The production inventory is a **directory** (`inventories/production/`) that Ansible
merges at runtime: `hosts.yml` (Proxmox-generated) and `offsite.yml`
(offsite-generated) together form the full production host list. Each file is a build
artifact — never hand-edited; their source of truth is `local.vms` in the respective
environment's `main.tf`.
---
### What was ruled out
| Option | Reason |
|---|---|
| Manual `qm clone` as a general provisioning path | Terraform is the single way VMs come into existence; a parallel manual path would let the inventory and real infrastructure drift. The sole exception is the control node. |
| Hand-editing the generated inventory | `hosts.yml` is a build artifact of `tf_to_inventory.py`; edits are overwritten on the next `make tf-inventory`. Edit `local.vms` instead. |
| Documenting the seam in both ADR-005 and ADR-006 | The boundary belongs in exactly one place. Those ADRs link here. |
| Terraform-managed DNS records (`hashicorp/dns` + RFC 2136) | Created a bootstrap cycle (the first DNS server can't register itself) and split DNS ownership across two tools. Ansible owns the whole internal zone instead — one owner, no cycle. |
## Consequences
Drawn from the boundary, the data contract, and the "What was ruled out" section above:
- Adding a host means editing `local.vms` and running the handoff pipeline; the
generated `hosts.yml` is a build artifact and must never be hand-edited — manual
edits are overwritten on the next `make tf-inventory` (The handoff pipeline; The
data contract; What was ruled out).
- Manual `qm clone` is rejected as a general provisioning path so the inventory and
real infrastructure cannot drift; Terraform is the single way VMs come into
existence (What was ruled out).
- Terraform writes no DNS records: the Ansible `dns` role renders the whole internal
zone from inventory plus `group_vars`, dissolving the bootstrap cycle a
Terraform-managed zone (`hashicorp/dns` + RFC 2136) would create (Internal DNS —
owned by Ansible, no chicken-and-egg; What was ruled out).
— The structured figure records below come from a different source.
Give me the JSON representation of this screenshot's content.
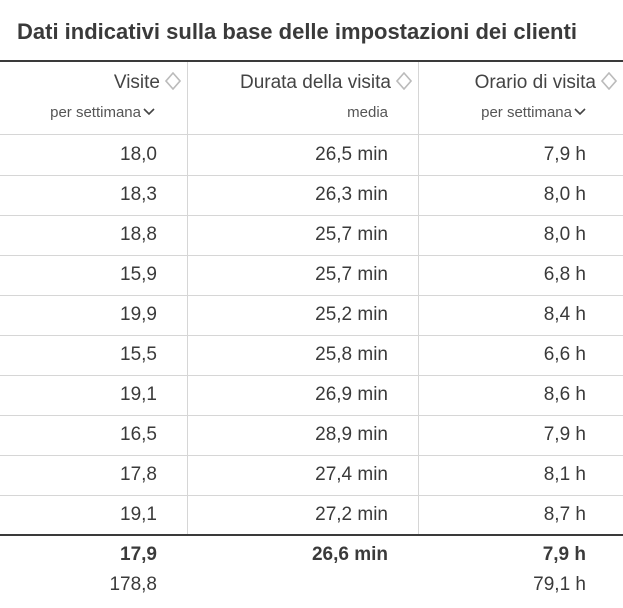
{
  "title": "Dati indicativi sulla base delle impostazioni dei clienti",
  "columns": [
    {
      "label": "Visite",
      "sublabel": "per settimana",
      "sublabel_dropdown": true
    },
    {
      "label": "Durata della visita",
      "sublabel": "media",
      "sublabel_dropdown": false
    },
    {
      "label": "Orario di visita",
      "sublabel": "per settimana",
      "sublabel_dropdown": true
    }
  ],
  "rows": [
    [
      "18,0",
      "26,5 min",
      "7,9 h"
    ],
    [
      "18,3",
      "26,3 min",
      "8,0 h"
    ],
    [
      "18,8",
      "25,7 min",
      "8,0 h"
    ],
    [
      "15,9",
      "25,7 min",
      "6,8 h"
    ],
    [
      "19,9",
      "25,2 min",
      "8,4 h"
    ],
    [
      "15,5",
      "25,8 min",
      "6,6 h"
    ],
    [
      "19,1",
      "26,9 min",
      "8,6 h"
    ],
    [
      "16,5",
      "28,9 min",
      "7,9 h"
    ],
    [
      "17,8",
      "27,4 min",
      "8,1 h"
    ],
    [
      "19,1",
      "27,2 min",
      "8,7 h"
    ]
  ],
  "summary": {
    "averages": [
      "17,9",
      "26,6 min",
      "7,9 h"
    ],
    "totals": [
      "178,8",
      "",
      "79,1 h"
    ]
  },
  "icons": {
    "sort": "sort-diamond-icon",
    "dropdown": "chevron-down-icon"
  },
  "colors": {
    "text": "#3a3a3a",
    "grid": "#d6d6d6",
    "icon": "#bbbbbb"
  }
}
- The control node (`ubongo`) is the single documented exception to "Terraform owns
VM existence" — a physical machine provisioned manually and managed by Ansible for
baseline config only (The control-node exception).
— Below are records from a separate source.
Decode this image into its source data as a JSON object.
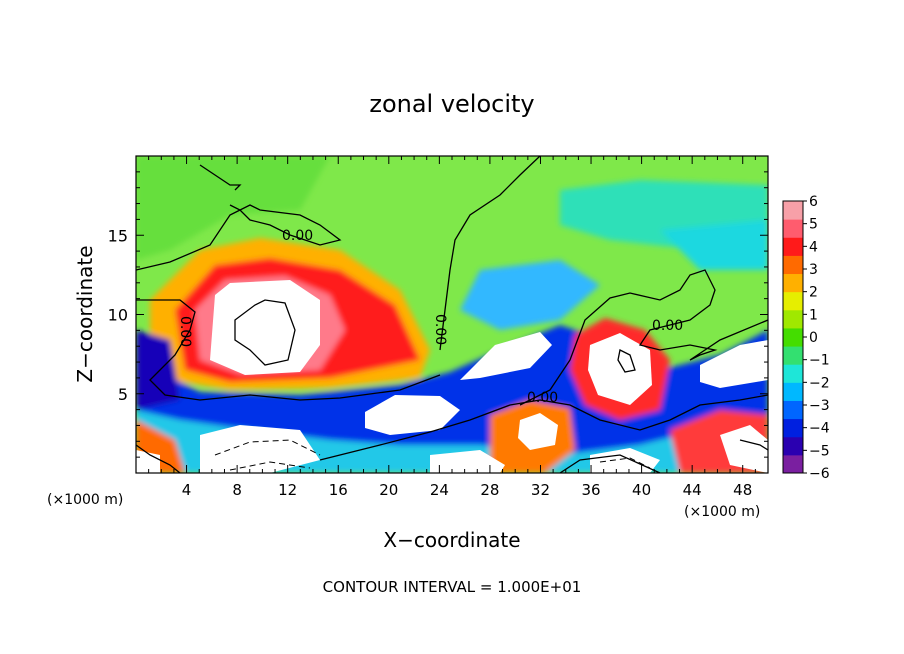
{
  "chart_data": {
    "type": "heatmap",
    "title": "zonal velocity",
    "xlabel": "X−coordinate",
    "ylabel": "Z−coordinate",
    "x_unit_left": "(×1000 m)",
    "x_unit_right": "(×1000 m)",
    "footer": "CONTOUR INTERVAL = 1.000E+01",
    "xlim": [
      0,
      50
    ],
    "ylim": [
      0,
      20
    ],
    "x_ticks": [
      4,
      8,
      12,
      16,
      20,
      24,
      28,
      32,
      36,
      40,
      44,
      48
    ],
    "y_ticks": [
      5,
      10,
      15
    ],
    "contour_labels": [
      "0.00",
      "0.00",
      "0.00",
      "0.00",
      "0.00"
    ],
    "colorbar": {
      "min": -6,
      "max": 6,
      "ticks": [
        6,
        5,
        4,
        3,
        2,
        1,
        0,
        -1,
        -2,
        -3,
        -4,
        -5,
        -6
      ],
      "tick_labels": [
        "6",
        "5",
        "4",
        "3",
        "2",
        "1",
        "0",
        "−1",
        "−2",
        "−3",
        "−4",
        "−5",
        "−6"
      ],
      "colors": [
        "#7a1fa0",
        "#2a00b0",
        "#0020e0",
        "#0066ff",
        "#00b8ff",
        "#1ee6d8",
        "#33e070",
        "#44dd00",
        "#a0e800",
        "#e6ee00",
        "#ffb000",
        "#ff6a00",
        "#ff1a1a",
        "#ff5c6e",
        "#f7a0a8"
      ],
      "saturation_color": "#ffffff"
    }
  }
}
- The `offsite` TF environment's `vms` output feeds the `offsite_hosts` group via
`tf_to_inventory.py` (`make tf-inventory-offsite``inventories/production/offsite.yml`);
the production inventory is a directory that merges `hosts.yml` (Proxmox) and
`offsite.yml` (offsite) (The off-site handoff).
- The seam is documented in exactly one place (this ADR); ADR-005 and ADR-006 link
here rather than restating it (What was ruled out).